Accolade, which assists employers and insurance companies in administering benefits, employed the class members to handle calls with its customers. Hall claimed that the company misidentified its call center employees, known as "health assistants," as overtime exempt.

She sued for back pay consisting of unpaid overtime for the 15 minutes each day that employees spent logging into the company's computer systems, Pratter said in her opinion. The settlement was reached early on in the litigation.

Pratter said 45 class members who worked for Accolade in Pennsylvania opted into the Fair Labor Standards Act litigation. She concluded that the relief agreed upon by the parties was adequate to the plaintiffs.

"Proposed class counsel asserts that here, absent settlement, the parties would likely have incurred significant additional costs, including motion practice regarding (1) certifying the FLSA collective action, (2) certifying the Rule 23 class action, and (3) summary judgment," Pratter said. "Counsel also states that although Ms. Hall already constructed a damages model using an expert witness, she would likely have hired an additional damages expert for presentation purposes. Finally, counsel explains at length the parties' litigation risks, including (1) risks created by the FLSA's multiple statutes of limitations (depending on establishing whether Accolade acted 'willfully'), (2) whether the unpaid hours claim is cognizable, because it requires establishing that logging into a computer is compensable time, (3) whether the misrepresentation claim is cognizable, because there is an argument that the administrative exemption to overtime could have applied to health assistants prior to 2016, and (4) that the overtime hours actually worked by many class members could be less than the pro rata distribution available to settlement participants."
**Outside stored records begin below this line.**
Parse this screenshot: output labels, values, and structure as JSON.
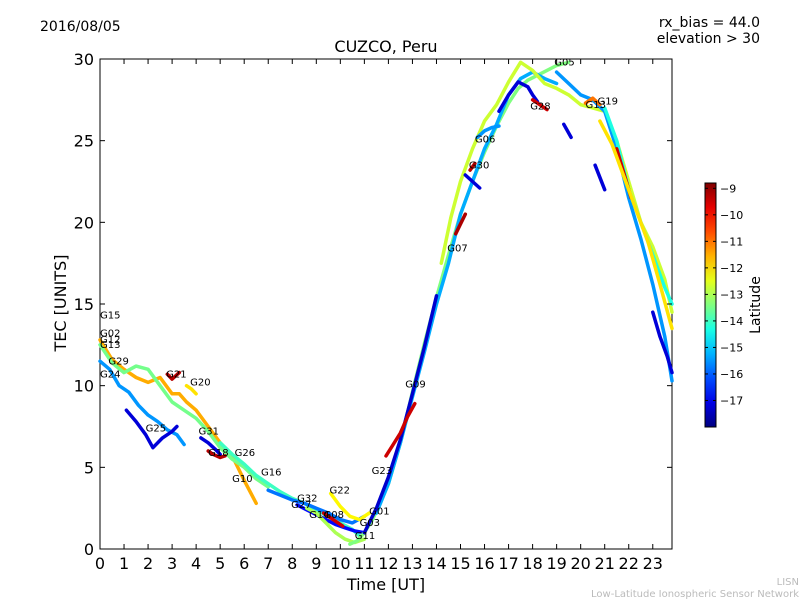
{
  "chart_data": {
    "type": "scatter",
    "title": "CUZCO, Peru",
    "date": "2016/08/05",
    "info": [
      "rx_bias = 44.0",
      "elevation > 30"
    ],
    "xlabel": "Time [UT]",
    "ylabel": "TEC [UNITS]",
    "xlim": [
      0,
      23.8
    ],
    "ylim": [
      0,
      30
    ],
    "xticks": [
      0,
      1,
      2,
      3,
      4,
      5,
      6,
      7,
      8,
      9,
      10,
      11,
      12,
      13,
      14,
      15,
      16,
      17,
      18,
      19,
      20,
      21,
      22,
      23
    ],
    "yticks": [
      0,
      5,
      10,
      15,
      20,
      25,
      30
    ],
    "colorbar": {
      "label": "Latitude",
      "range": [
        -18,
        -8.8
      ],
      "ticks": [
        -9,
        -10,
        -11,
        -12,
        -13,
        -14,
        -15,
        -16,
        -17
      ]
    },
    "watermark": [
      "LISN",
      "Low-Latitude Ionospheric Sensor Network"
    ],
    "series": [
      {
        "x": [
          0,
          0.5,
          1,
          1.5,
          2,
          2.5,
          3,
          3.3,
          3.6,
          4,
          4.5,
          5,
          5.5,
          6,
          6.5
        ],
        "y": [
          12.8,
          11.6,
          11,
          10.5,
          10.2,
          10.5,
          9.5,
          9.5,
          9,
          8.5,
          7.5,
          6.5,
          5.7,
          4.2,
          2.8
        ],
        "lat": -11.5
      },
      {
        "x": [
          0,
          0.5,
          1,
          1.5,
          2,
          2.5,
          3,
          3.5,
          4,
          4.5,
          5,
          5.5,
          6,
          6.5,
          7
        ],
        "y": [
          12.5,
          11.4,
          10.8,
          11.2,
          11,
          10,
          9,
          8.5,
          8,
          7.2,
          6.2,
          5.5,
          5,
          4.3,
          3.8
        ],
        "lat": -13.5
      },
      {
        "x": [
          0,
          0.4,
          0.8,
          1.2,
          1.6,
          2,
          2.4,
          2.8,
          3.2,
          3.5
        ],
        "y": [
          11.5,
          11,
          10,
          9.6,
          8.8,
          8.2,
          7.8,
          7.3,
          7,
          6.4
        ],
        "lat": -15.5
      },
      {
        "x": [
          1.1,
          1.5,
          1.9,
          2.2,
          2.6,
          3,
          3.2
        ],
        "y": [
          8.5,
          7.8,
          7,
          6.2,
          6.8,
          7.2,
          7.5
        ],
        "lat": -17.2
      },
      {
        "x": [
          2.8,
          3,
          3.3
        ],
        "y": [
          10.7,
          10.4,
          10.8
        ],
        "lat": -9.3
      },
      {
        "x": [
          3.6,
          3.8,
          4
        ],
        "y": [
          10,
          9.8,
          9.5
        ],
        "lat": -12
      },
      {
        "x": [
          4.2,
          4.5,
          4.8,
          5
        ],
        "y": [
          6.8,
          6.5,
          6.1,
          5.8
        ],
        "lat": -17.2
      },
      {
        "x": [
          4.5,
          4.7,
          5,
          5.2
        ],
        "y": [
          6,
          5.8,
          5.6,
          5.7
        ],
        "lat": -9.3
      },
      {
        "x": [
          5,
          5.5,
          6,
          6.5,
          7,
          7.5,
          8,
          8.5,
          9,
          9.5,
          10,
          10.5,
          10.8
        ],
        "y": [
          6.5,
          5.8,
          5.2,
          4.5,
          4,
          3.5,
          3.1,
          2.8,
          2.4,
          2,
          1.6,
          1.2,
          0.8
        ],
        "lat": -14
      },
      {
        "x": [
          7,
          7.5,
          8,
          8.5,
          9,
          9.5,
          10,
          10.5,
          11
        ],
        "y": [
          3.6,
          3.3,
          3,
          2.8,
          2.5,
          2.2,
          1.8,
          1.6,
          2
        ],
        "lat": -15.8
      },
      {
        "x": [
          8.2,
          8.6,
          9,
          9.4,
          9.8,
          10.2,
          10.6,
          11
        ],
        "y": [
          2.7,
          2.4,
          2.1,
          1.8,
          1.5,
          1.3,
          1.1,
          1
        ],
        "lat": -16.8
      },
      {
        "x": [
          8.6,
          9,
          9.4,
          9.8,
          10.2,
          10.6,
          11
        ],
        "y": [
          2.5,
          2.2,
          1.6,
          1,
          0.6,
          0.4,
          0.6
        ],
        "lat": -13
      },
      {
        "x": [
          9.3,
          9.7,
          10.1
        ],
        "y": [
          2.2,
          1.8,
          1.4
        ],
        "lat": -9.5
      },
      {
        "x": [
          9.6,
          10,
          10.4,
          10.8,
          11.2
        ],
        "y": [
          3.4,
          2.6,
          2,
          1.8,
          2.2
        ],
        "lat": -12.2
      },
      {
        "x": [
          10.4,
          10.7,
          11,
          11.3,
          11.6,
          12,
          12.5,
          13,
          13.5,
          14,
          14.5,
          15,
          15.5,
          16,
          16.5,
          17,
          17.4,
          17.8,
          18.2,
          18.6,
          19,
          19.5
        ],
        "y": [
          0.3,
          0.5,
          1,
          1.7,
          2.6,
          4,
          6.5,
          9.6,
          12.6,
          15.4,
          18,
          20.5,
          22.5,
          24.3,
          25.9,
          27.3,
          28.2,
          28.7,
          29,
          29.3,
          29.6,
          29.8
        ],
        "lat": -13.4
      },
      {
        "x": [
          11.5,
          12,
          12.5,
          13,
          13.5,
          14,
          14.5,
          15,
          15.5,
          16,
          16.5,
          17,
          17.5,
          18,
          18.5,
          19
        ],
        "y": [
          2.2,
          4,
          6.5,
          9.3,
          12.1,
          15,
          17.5,
          20.5,
          22.5,
          24.5,
          26,
          27.8,
          28.8,
          29.2,
          28.8,
          28.5
        ],
        "lat": -15.3
      },
      {
        "x": [
          11,
          11.5,
          12,
          12.5,
          13,
          13.5,
          14
        ],
        "y": [
          1,
          2.5,
          4.4,
          6.7,
          9.5,
          12.4,
          15.5
        ],
        "lat": -17.3
      },
      {
        "x": [
          11.9,
          12.2,
          12.5,
          12.8,
          13.1
        ],
        "y": [
          5.7,
          6.4,
          7.1,
          8.1,
          8.9
        ],
        "lat": -9.5
      },
      {
        "x": [
          14.2,
          14.6,
          15,
          15.5,
          16,
          16.5,
          17,
          17.5,
          18,
          18.5,
          19,
          19.5,
          20,
          20.5,
          21,
          21.5,
          22,
          22.5,
          23,
          23.5,
          23.8
        ],
        "y": [
          17.5,
          20.3,
          22.5,
          24.5,
          26.2,
          27.2,
          28.6,
          29.8,
          29.3,
          28.5,
          28.2,
          27.8,
          27.2,
          27,
          26.8,
          25,
          22.5,
          20,
          18.5,
          16.5,
          14.5
        ],
        "lat": -12.7
      },
      {
        "x": [
          14.8,
          15.2
        ],
        "y": [
          19.3,
          20.5
        ],
        "lat": -9.2
      },
      {
        "x": [
          15.2,
          15.5,
          15.8
        ],
        "y": [
          22.9,
          22.5,
          22.1
        ],
        "lat": -17.2
      },
      {
        "x": [
          15.4,
          15.6
        ],
        "y": [
          23.2,
          23.6
        ],
        "lat": -9.3
      },
      {
        "x": [
          15.7,
          16,
          16.3,
          16.6
        ],
        "y": [
          25.2,
          25.6,
          25.8,
          25.9
        ],
        "lat": -15.5
      },
      {
        "x": [
          16.6,
          17,
          17.4,
          17.8,
          18,
          18.2
        ],
        "y": [
          26.8,
          27.8,
          28.6,
          28.3,
          27.8,
          27.4
        ],
        "lat": -17.2
      },
      {
        "x": [
          18,
          18.3,
          18.6
        ],
        "y": [
          27.5,
          27.2,
          26.9
        ],
        "lat": -9.5
      },
      {
        "x": [
          19,
          19.5,
          20,
          20.5,
          21,
          21.5,
          22,
          22.5,
          23,
          23.5,
          23.8
        ],
        "y": [
          29.2,
          28.5,
          27.8,
          27.5,
          26.8,
          24.5,
          21.5,
          19,
          16.2,
          13,
          10.3
        ],
        "lat": -15.5
      },
      {
        "x": [
          20.2,
          20.5,
          20.8
        ],
        "y": [
          27.3,
          27.6,
          27.2
        ],
        "lat": -11
      },
      {
        "x": [
          21,
          21.5,
          22,
          22.5,
          23,
          23.5,
          23.8
        ],
        "y": [
          27,
          25,
          22,
          20,
          18,
          16,
          15
        ],
        "lat": -14.3
      },
      {
        "x": [
          21.5,
          21.8,
          22.1
        ],
        "y": [
          24.5,
          23,
          21.5
        ],
        "lat": -9.5
      },
      {
        "x": [
          19.3,
          19.6
        ],
        "y": [
          26,
          25.2
        ],
        "lat": -17.2
      },
      {
        "x": [
          20.6,
          21
        ],
        "y": [
          23.5,
          22
        ],
        "lat": -17.2
      },
      {
        "x": [
          23,
          23.3,
          23.6,
          23.8
        ],
        "y": [
          14.5,
          13,
          11.8,
          10.8
        ],
        "lat": -17.2
      },
      {
        "x": [
          20.8,
          21.3,
          21.8,
          22.3,
          22.8,
          23.3,
          23.8
        ],
        "y": [
          26.2,
          24.8,
          22.8,
          20.8,
          18.8,
          16.2,
          13.5
        ],
        "lat": -12
      }
    ],
    "sat_labels": [
      {
        "text": "G15",
        "x": 0.0,
        "y": 14.1
      },
      {
        "text": "G02",
        "x": 0.0,
        "y": 13.0
      },
      {
        "text": "G12",
        "x": 0.0,
        "y": 12.6
      },
      {
        "text": "G13",
        "x": 0.0,
        "y": 12.3
      },
      {
        "text": "G29",
        "x": 0.35,
        "y": 11.3
      },
      {
        "text": "G24",
        "x": 0.0,
        "y": 10.5
      },
      {
        "text": "G21",
        "x": 2.75,
        "y": 10.5
      },
      {
        "text": "G20",
        "x": 3.75,
        "y": 10.0
      },
      {
        "text": "G25",
        "x": 1.9,
        "y": 7.2
      },
      {
        "text": "G31",
        "x": 4.1,
        "y": 7.0
      },
      {
        "text": "G18",
        "x": 4.5,
        "y": 5.7
      },
      {
        "text": "G26",
        "x": 5.6,
        "y": 5.7
      },
      {
        "text": "G16",
        "x": 6.7,
        "y": 4.5
      },
      {
        "text": "G10",
        "x": 5.5,
        "y": 4.1
      },
      {
        "text": "G32",
        "x": 8.2,
        "y": 2.9
      },
      {
        "text": "G27",
        "x": 7.95,
        "y": 2.5
      },
      {
        "text": "G14",
        "x": 8.7,
        "y": 1.9
      },
      {
        "text": "G08",
        "x": 9.3,
        "y": 1.9
      },
      {
        "text": "G22",
        "x": 9.55,
        "y": 3.4
      },
      {
        "text": "G01",
        "x": 11.2,
        "y": 2.1
      },
      {
        "text": "G03",
        "x": 10.8,
        "y": 1.4
      },
      {
        "text": "G11",
        "x": 10.6,
        "y": 0.6
      },
      {
        "text": "G23",
        "x": 11.3,
        "y": 4.6
      },
      {
        "text": "G09",
        "x": 12.7,
        "y": 9.9
      },
      {
        "text": "G07",
        "x": 14.45,
        "y": 18.2
      },
      {
        "text": "G30",
        "x": 15.35,
        "y": 23.3
      },
      {
        "text": "G06",
        "x": 15.6,
        "y": 24.9
      },
      {
        "text": "G05",
        "x": 18.9,
        "y": 29.6
      },
      {
        "text": "G28",
        "x": 17.9,
        "y": 26.9
      },
      {
        "text": "G19",
        "x": 20.7,
        "y": 27.2
      },
      {
        "text": "G13",
        "x": 20.2,
        "y": 27.0
      }
    ]
  }
}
Pratter also held that the class met the requirements for numerosity, commonality, typicality, adequacy of representation and predominance of issues, enabling the judge to grant class certification in addition to settlement approval.

The class members are represented by Peter Winebrake of Winebrake & Santillo in Dresher.

"We are pleased that the court has preliminarily approved the settlement. Also, I think Judge Pratter's memorandum is noteworthy because it explains that the December 2018 amendments to Federal Rule of Civil Procedure 23(e) dictate the preliminary approval analysis," Winebrake said in an email. "Previously, the criteria for evaluating class action settlements was dictated by caselaw and differed from circuit to circuit. The December 2018 amendments change all that and bring uniformity to the process. But old habits die hard. So, in my view, it is important for courts to issue thoughtful opinions analyzing class settlements under the amended rule."

Accolade is represented by Christopher J. Moran of Pepper Hamilton in Philadelphia, who did not respond to a request for comment.